The City of Toronto honoured the 68th anniversary of D-Day and the Invasion of Normandy Wednesday at city hall’s Nathan Phillips Square. Hundreds gathered to pay tribute to the tens of thousands of soldiers, who risked their lives and defeated Field Marshal Karl Rudolf Gerd von Rundstedt and the Nazi commanders, leaders and soldiers on that iconic morning.
The D-Day operation was considered a crusade by General Dwight D. Eisenhower, who said, “We will accept nothing less than full victory.” To conquer Adolf Hitler’s Nazi Germany, more than 5,000 ships and 11,000 aircraft aided the Normandy Landings.

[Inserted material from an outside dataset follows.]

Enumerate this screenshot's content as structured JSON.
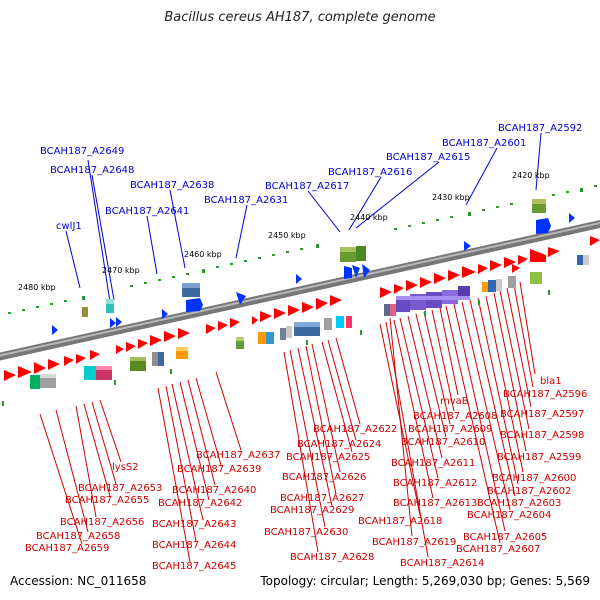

Mayor Rob Ford, several members of city council and the retired and active men and women of Canada’s military and Toronto’s public services remembered D-Day by looking back at that deadly day and to honour the men and women who serve or have served in Canada’s military or Toronto’s public services.
Wednesday’s event honoured John Hadley, a veteran of the Queen’s Own Rifles, and featured a musical prelude, a parade, the singing of O Canada, the D-Day address and proclamation, two minutes of silence, the Act of Remembrance, a rendition of God Save the Queen and a marching send-off.
“I am honoured to be in the presence of our veterans, a group we must hold in the highest regard,” said the Toronto mayor. “Toronto remembers D-Day, Jun. 6, 2012, whereas 68 years ago today, the allied invasion of Normandy was a daring and remarkable military feat that marked a turning point in the course of the Second World War.”
Ford listed the accomplishments of Operation Overlord, which led to the liberation of Occupied Europe and the defeat of Nazi Germany. He added that Canadians are proud since the nation made up one-third of the allied forces that stormed the beaches of Normandy – Third Canadian Infantry Division and the Fourth Canadian Armored Brigade.
“We pay tribute to the D-Day veterans and all Canadians, who served overseas and on the home front during the Second World War and remember their courage and sacrifices they made for all of us,” added Ford.
The veteran honouree looked back to “the brave young Canadians,” who, including Hadley, overthrew the beaches of Normandy and reached their objective, which was the beginning of the end for the Nazis.
“When the roll was called, we had one non-commissioned officer left and one lieutenant left – the rest had died on the beach. When they called the roll there were 19 riflemen left out of a company of 120. Too many men paid the price and too many men will never come home,” said Hadley. “I thank the mayor, the city of Toronto and the people of Toronto for this proclamation. I will remember to pay tribute to the young men who never came home.”